Ultimately, the tension between self-importance and the act of exhibiting is a crucible for artistic growth. Let’s face it, without the belief that one’s creative output is worth sharing, very little would be. And while a healthy ego is a vital tool of the artist, the exhibition process also requires a degree of humility and openness to external perspectives once an audience is engaged. It has taught me that my work, once released, takes on a creative life of its own, independent of my initial intentions and self-conceptions. Navigating this dynamic has allowed me to evolve, refining my vision not just in isolation but in dialogue with the world, transforming that youthful, initial self-importance into a more resilient and nuanced understanding of my place within the broader artistic landscape. I can report that it feels good to be part of a cultural lineage.
Whether or not we consider ourselves artists, by creatively exploring how we can reconnect our personal responses to our wider self (the reality of our origins) art offers an unlimited variety of potential routes out of the mess our species alone has manifested. Through art’s time-honoured application of symbol and mythology, new stories of redemption can be told, bridges can be built, devastation repaired, health recovered, and division reunited. Art heals.

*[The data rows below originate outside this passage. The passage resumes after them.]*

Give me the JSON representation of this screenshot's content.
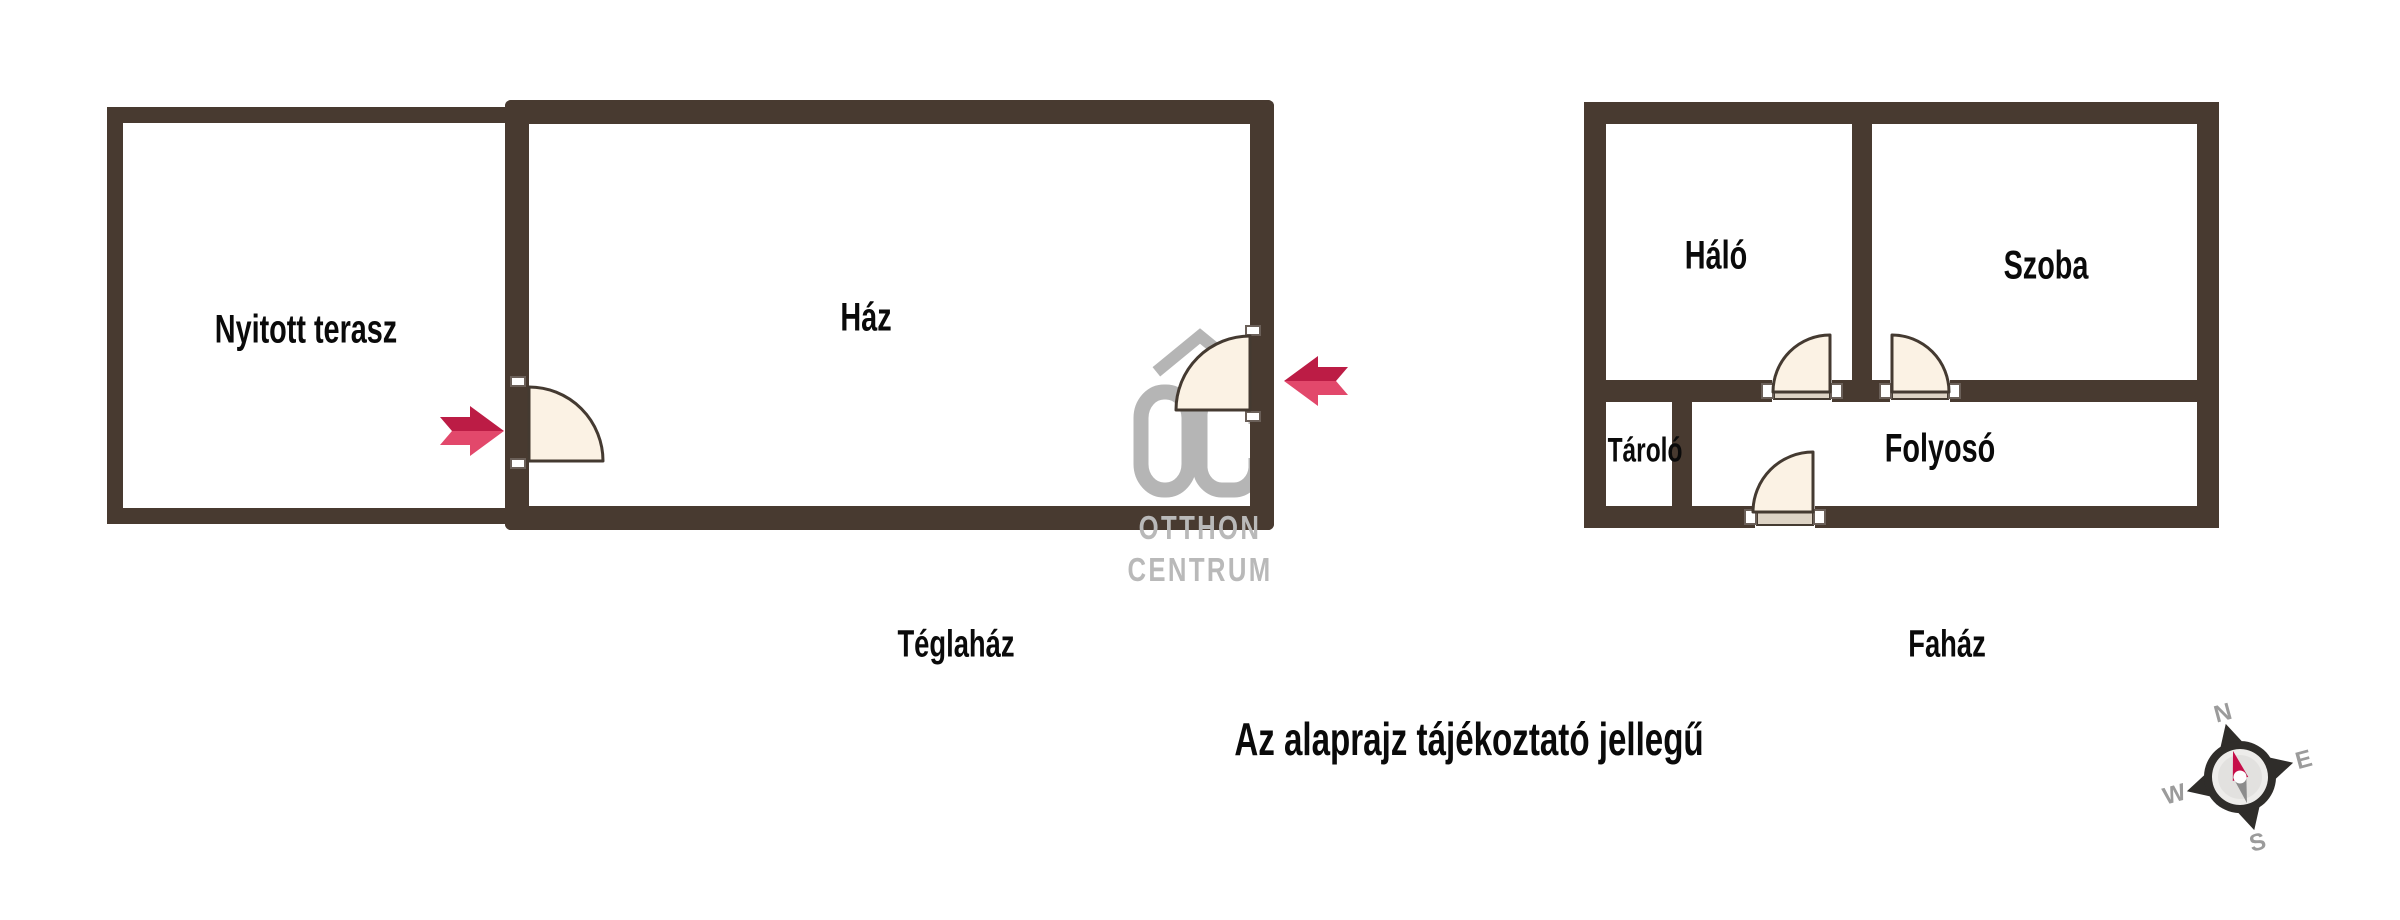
{
  "caption": "Az alaprajz tájékoztató jellegű",
  "plans": {
    "teglahaz": {
      "name": "Téglaház",
      "rooms": {
        "terasz": {
          "label": "Nyitott terasz"
        },
        "haz": {
          "label": "Ház"
        }
      }
    },
    "fahaz": {
      "name": "Faház",
      "rooms": {
        "halo": {
          "label": "Háló"
        },
        "szoba": {
          "label": "Szoba"
        },
        "tarolo": {
          "label": "Tároló"
        },
        "folyoso": {
          "label": "Folyosó"
        }
      }
    }
  },
  "watermark": {
    "monogram": "OC",
    "line1": "OTTHON",
    "line2": "CENTRUM"
  },
  "compass": {
    "n": "N",
    "e": "E",
    "s": "S",
    "w": "W"
  },
  "colors": {
    "wall": "#483A30",
    "door_fill": "#FBF2E4",
    "door_stroke": "#443A31",
    "threshold": "#DDD3C5",
    "watermark_grey": "#B5B5B5",
    "arrow_pink": "#E2486B",
    "arrow_dark": "#BC1C45",
    "compass_ring": "#2F2D2A",
    "needle_red": "#C60E49",
    "needle_grey": "#8C8C8C",
    "compass_letters": "#9B9B9B"
  }
}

Despite the illusions of separation we contrive to create in the modern world, we cannot break our unending connection to everything. After 60 years of unrelenting social and economic privilege, I still, on occasion, feel completely battered. But the wounds received and inflicted are not the only story. There is one to be told of atonement and exaltation in which joy drives the narrative and where love is expressed in every moment of awareness. In this true story, the inviolable, eternal connection between all things remains unbroken.